This dataset comprises monthly mean data from a global, transient simulation with the Whole Atmosphere Community Climate Model eXtension (WACCM-X) from 2015 to 2070. WACCM-X is a global atmosphere model covering altitudes from the surface up to ~500 km, i.e., including the troposphere, stratosphere, mesosphere and thermosphere. WACCM-X version 2.0 (Liu et al., 2018) was used, part of the Community Earth System Model (CESM) release 2.1.0 (http://www.cesm.ucar.edu/models/cesm2) made available by the National Center for Atmospheric Research. The model was run in free-running mode with a horizontal resolution of 1.9 degrees latitude and 2.5 degrees longitude (giving 96 latitude points and 144 longitude points) and 126 vertical levels. Further description of the model and simulation setup is provided by Cnossen (2022) and references therein. A large number of variables is included on standard monthly mean output files on the model grid, while selected variables are also offered interpolated to a constant height grid or vertically integrated in height (details below). Zonal mean and global mean output files are included as well.

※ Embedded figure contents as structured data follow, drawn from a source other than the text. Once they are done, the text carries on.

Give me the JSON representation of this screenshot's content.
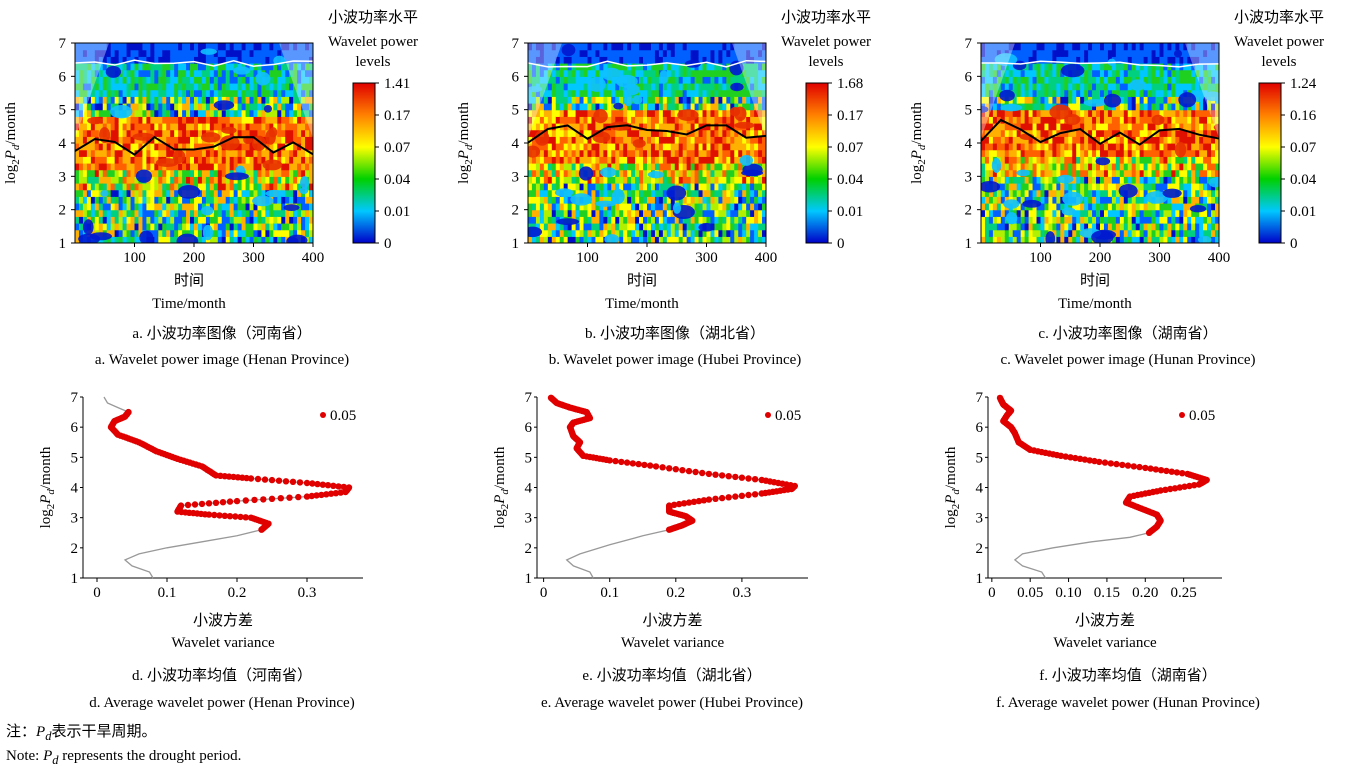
{
  "note": {
    "cn_prefix": "注：",
    "cn_text": "表示干旱周期。",
    "en_prefix": "Note: ",
    "en_text": " represents the drought period."
  },
  "chart_data": [
    {
      "type": "heatmap",
      "panel": "a",
      "caption_cn": "a. 小波功率图像（河南省）",
      "caption_en": "a. Wavelet power image (Henan Province)",
      "xlabel_cn": "时间",
      "xlabel_en": "Time/month",
      "ylabel": "log2Pd/month",
      "xlim": [
        0,
        400
      ],
      "ylim": [
        1,
        7
      ],
      "xticks": [
        100,
        200,
        300,
        400
      ],
      "yticks": [
        1,
        2,
        3,
        4,
        5,
        6,
        7
      ],
      "colorbar_title_cn": "小波功率水平",
      "colorbar_title_en": "Wavelet power levels",
      "colorbar_levels": [
        "1.41",
        "0.17",
        "0.07",
        "0.04",
        "0.01",
        "0"
      ],
      "colormap": [
        "#0000c8",
        "#00c8ff",
        "#00d000",
        "#ffff00",
        "#ff8000",
        "#e00000"
      ],
      "high_power_band_period": [
        3.3,
        4.7
      ]
    },
    {
      "type": "heatmap",
      "panel": "b",
      "caption_cn": "b. 小波功率图像（湖北省）",
      "caption_en": "b. Wavelet power image (Hubei Province)",
      "xlabel_cn": "时间",
      "xlabel_en": "Time/month",
      "ylabel": "log2Pd/month",
      "xlim": [
        0,
        400
      ],
      "ylim": [
        1,
        7
      ],
      "xticks": [
        100,
        200,
        300,
        400
      ],
      "yticks": [
        1,
        2,
        3,
        4,
        5,
        6,
        7
      ],
      "colorbar_title_cn": "小波功率水平",
      "colorbar_title_en": "Wavelet power levels",
      "colorbar_levels": [
        "1.68",
        "0.17",
        "0.07",
        "0.04",
        "0.01",
        "0"
      ],
      "colormap": [
        "#0000c8",
        "#00c8ff",
        "#00d000",
        "#ffff00",
        "#ff8000",
        "#e00000"
      ],
      "high_power_band_period": [
        3.5,
        5.0
      ]
    },
    {
      "type": "heatmap",
      "panel": "c",
      "caption_cn": "c. 小波功率图像（湖南省）",
      "caption_en": "c. Wavelet power image (Hunan Province)",
      "xlabel_cn": "时间",
      "xlabel_en": "Time/month",
      "ylabel": "log2Pd/month",
      "xlim": [
        0,
        400
      ],
      "ylim": [
        1,
        7
      ],
      "xticks": [
        100,
        200,
        300,
        400
      ],
      "yticks": [
        1,
        2,
        3,
        4,
        5,
        6,
        7
      ],
      "colorbar_title_cn": "小波功率水平",
      "colorbar_title_en": "Wavelet power levels",
      "colorbar_levels": [
        "1.24",
        "0.16",
        "0.07",
        "0.04",
        "0.01",
        "0"
      ],
      "colormap": [
        "#0000c8",
        "#00c8ff",
        "#00d000",
        "#ffff00",
        "#ff8000",
        "#e00000"
      ],
      "high_power_band_period": [
        3.6,
        5.0
      ]
    },
    {
      "type": "line",
      "panel": "d",
      "caption_cn": "d. 小波功率均值（河南省）",
      "caption_en": "d. Average wavelet power (Henan Province)",
      "xlabel_cn": "小波方差",
      "xlabel_en": "Wavelet variance",
      "ylabel": "log2Pd/month",
      "xlim": [
        -0.02,
        0.38
      ],
      "ylim": [
        1,
        7
      ],
      "xticks": [
        0,
        0.1,
        0.2,
        0.3
      ],
      "xtick_labels": [
        "0",
        "0.1",
        "0.2",
        "0.3"
      ],
      "yticks": [
        1,
        2,
        3,
        4,
        5,
        6,
        7
      ],
      "legend": "0.05",
      "significant_range": [
        2.6,
        6.5
      ],
      "series": [
        {
          "x": [
            0.08,
            0.075,
            0.05,
            0.04,
            0.06,
            0.1,
            0.15,
            0.2,
            0.235,
            0.245,
            0.22,
            0.16,
            0.115,
            0.12,
            0.2,
            0.3,
            0.355,
            0.36,
            0.3,
            0.22,
            0.17,
            0.15,
            0.115,
            0.085,
            0.06,
            0.03,
            0.02,
            0.025,
            0.04,
            0.045,
            0.03,
            0.015,
            0.01
          ],
          "y": [
            1.0,
            1.2,
            1.4,
            1.6,
            1.8,
            2.0,
            2.2,
            2.4,
            2.6,
            2.8,
            3.0,
            3.1,
            3.2,
            3.4,
            3.55,
            3.7,
            3.85,
            4.0,
            4.15,
            4.3,
            4.4,
            4.7,
            4.95,
            5.2,
            5.5,
            5.75,
            6.0,
            6.2,
            6.35,
            6.5,
            6.65,
            6.8,
            7.0
          ]
        }
      ]
    },
    {
      "type": "line",
      "panel": "e",
      "caption_cn": "e. 小波功率均值（湖北省）",
      "caption_en": "e. Average wavelet power (Hubei Province)",
      "xlabel_cn": "小波方差",
      "xlabel_en": "Wavelet variance",
      "ylabel": "log2Pd/month",
      "xlim": [
        -0.01,
        0.4
      ],
      "ylim": [
        1,
        7
      ],
      "xticks": [
        0,
        0.1,
        0.2,
        0.3
      ],
      "xtick_labels": [
        "0",
        "0.1",
        "0.2",
        "0.3"
      ],
      "yticks": [
        1,
        2,
        3,
        4,
        5,
        6,
        7
      ],
      "legend": "0.05",
      "significant_range": [
        2.6,
        7.0
      ],
      "series": [
        {
          "x": [
            0.075,
            0.07,
            0.045,
            0.035,
            0.055,
            0.1,
            0.15,
            0.19,
            0.21,
            0.225,
            0.215,
            0.19,
            0.19,
            0.25,
            0.33,
            0.375,
            0.38,
            0.33,
            0.25,
            0.17,
            0.1,
            0.06,
            0.05,
            0.055,
            0.045,
            0.04,
            0.045,
            0.07,
            0.065,
            0.04,
            0.02,
            0.01
          ],
          "y": [
            1.0,
            1.2,
            1.4,
            1.6,
            1.8,
            2.1,
            2.4,
            2.6,
            2.75,
            2.9,
            3.05,
            3.2,
            3.4,
            3.6,
            3.8,
            3.95,
            4.05,
            4.25,
            4.45,
            4.7,
            4.9,
            5.05,
            5.3,
            5.5,
            5.7,
            6.0,
            6.15,
            6.3,
            6.5,
            6.65,
            6.8,
            7.0
          ]
        }
      ]
    },
    {
      "type": "line",
      "panel": "f",
      "caption_cn": "f. 小波功率均值（湖南省）",
      "caption_en": "f. Average wavelet power (Hunan Province)",
      "xlabel_cn": "小波方差",
      "xlabel_en": "Wavelet variance",
      "ylabel": "log2Pd/month",
      "xlim": [
        -0.005,
        0.3
      ],
      "ylim": [
        1,
        7
      ],
      "xticks": [
        0,
        0.05,
        0.1,
        0.15,
        0.2,
        0.25
      ],
      "xtick_labels": [
        "0",
        "0.05",
        "0.10",
        "0.15",
        "0.20",
        "0.25"
      ],
      "yticks": [
        1,
        2,
        3,
        4,
        5,
        6,
        7
      ],
      "legend": "0.05",
      "significant_range": [
        2.5,
        7.0
      ],
      "series": [
        {
          "x": [
            0.07,
            0.065,
            0.04,
            0.03,
            0.04,
            0.08,
            0.13,
            0.18,
            0.205,
            0.215,
            0.22,
            0.215,
            0.195,
            0.175,
            0.18,
            0.22,
            0.27,
            0.28,
            0.255,
            0.2,
            0.14,
            0.09,
            0.05,
            0.035,
            0.03,
            0.025,
            0.015,
            0.02,
            0.025,
            0.015,
            0.01
          ],
          "y": [
            1.0,
            1.2,
            1.4,
            1.6,
            1.8,
            2.0,
            2.2,
            2.35,
            2.5,
            2.7,
            2.9,
            3.1,
            3.3,
            3.5,
            3.7,
            3.9,
            4.1,
            4.25,
            4.45,
            4.65,
            4.85,
            5.05,
            5.25,
            5.5,
            5.8,
            6.0,
            6.2,
            6.4,
            6.55,
            6.75,
            7.0
          ]
        }
      ]
    }
  ]
}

The data are provided in NetCDF format and file names have the following structure:

f.e210.FXHIST.f19_f19.h1a.cam.h0.[YYYY]-[MM][DFT].nc

where [YYYY] gives the year with 4 digits, [MM] gives the month (2 digits) and [DFT] specifies the data file type. The following data file types are included:

1) Monthly mean output on the full grid for the full set of variables; [DFT] =
2) Zonal mean monthly mean output for the full set of variables; [DFT] = _zm
3) Global mean monthly mean output for the full set of variables; [DFT] = _gm
4) Height-interpolated/-integrated output on the full grid for selected variables; [DFT] = _ht

A cos(latitude) weighting was used when calculating the global means.

Data were interpolated to a set of constant heights (61 levels in total) using the Z3GM variable (for variables output on midpoints, with 'lev' as the vertical coordinate) or the Z3GMI variable (for variables output on interfaces, with ilev as the vertical coordinate) stored on the original output files (type 1 above). Interpolation was done separately for each longitude, latitude and time.

Mass density (DEN [g/cm3]) was calculated from the M_dens, N2_vmr, O2, and O variables on the original data files before interpolation to constant height levels.

The Joule heating power QJ [W/m3] was calculated using
Q_J = (sigma_P*B^2)*((u_i - U_n)^2 + (v_i-v_n)^2 + (w_i-w_n)^2)
with sigma_P = Pedersen conductivity[S], B = geomagnetic field strength [T], ui, vi, and wi = zonal, meridional, and vertical ion velocities [m/s] and un, vn, and wn = neutral wind velocities [m/s]. QJ was integrated vertically in height (using a 2.5 km height grid spacing rather than the 61 levels on output file type 4) to give the JHH variable on the type 4 data files. The QJOULE variable also given is the Joule heating rate [K/s] at each of the 61 height levels.

All data are provided as monthly mean files with one time record per file, giving 672 files for each data file type for the period 2015-2070 (56 years).

References:

Cnossen, I. (2022), A realistic projection of climate change in the upper atmosphere into the 21st century, in preparation.

Liu, H.-L., C.G. Bardeen, B.T. Foster, et al. (2018), Development and validation of the Whole Atmosphere Community Climate Model with thermosphere and ionosphere extension (WACCM-X 2.0), Journal of Advances in Modeling Earth Systems, 10(2), 381-402, doi:10.1002/2017ms001232.